Personal information
- Full name: Usimanga Walter Khumalo
- Date of birth: 2 September 1972 (age 52)
- Place of birth: Sasolburg, South Africa
- Position(s): Goalkeeper

Senior career*
- Years: Team / Apps / (Gls)
- Vaal Professionals
- Free State Stars
- Bloemfontein Celtic
- AmaZulu
- 2003–????: Black Leopards
- Jomo Cosmos
- 2007–2010: Free State Stars
- 2010–????: Mpumalanga Black Aces

= Walter Khumalo =

South African soccer player

Usimanga Walter Khumalo (born 2 September 1972) is a South African football coach and former player who played as a goalkeeper.

He played for Vaal Professionals, Free State Stars, Mother City, Bloemfontein Celtic, AmaZulu, Black Leopards, Jomo Cosmos and Mpumalanga Black Aces.

==Playing career==
Khumalo was born in Sasolburg and began his professional career with Vaal Professionals in 1998.

He later played for Free State Stars, Bloemfontein Celtic, AmaZulu, Black Leopards and Jomo Cosmos. He moved from Amazulu to Black Leopards in early 2003.
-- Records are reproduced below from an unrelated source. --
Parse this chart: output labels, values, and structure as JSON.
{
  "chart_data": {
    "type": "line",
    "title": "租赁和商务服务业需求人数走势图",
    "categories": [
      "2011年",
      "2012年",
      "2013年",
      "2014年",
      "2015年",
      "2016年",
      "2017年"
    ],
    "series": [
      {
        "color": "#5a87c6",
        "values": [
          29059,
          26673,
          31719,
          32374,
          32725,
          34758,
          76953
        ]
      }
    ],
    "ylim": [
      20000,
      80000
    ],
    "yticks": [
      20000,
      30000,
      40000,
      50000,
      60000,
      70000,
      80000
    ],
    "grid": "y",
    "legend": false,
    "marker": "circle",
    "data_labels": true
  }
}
At Free State Stars, Khumalo primarily served as backup to Kennedy Mweene. He didn't play for the team for 8 months until March 2008.

In 2010 he moved from Free State Stars to Mpumalanga Black Aces, after being recommended to the cub by their goalkeeping coach Cyprian Maimane. The club offered to pay for his accommodation but failed to do so, and Khumalo was nearly evicted by the landlord.

==Coaching career==
He worked as a goalkeeping coach at Free State Stars for a number of years, before being sacked in December 2017.

By September 2024 he was a coach at Tshakhuma Tsha Madzivhandila.

==Playing style==
Khumalo described his style as "a good shot-stopper and a good organiser of his back four [who] can play the ball out from the back."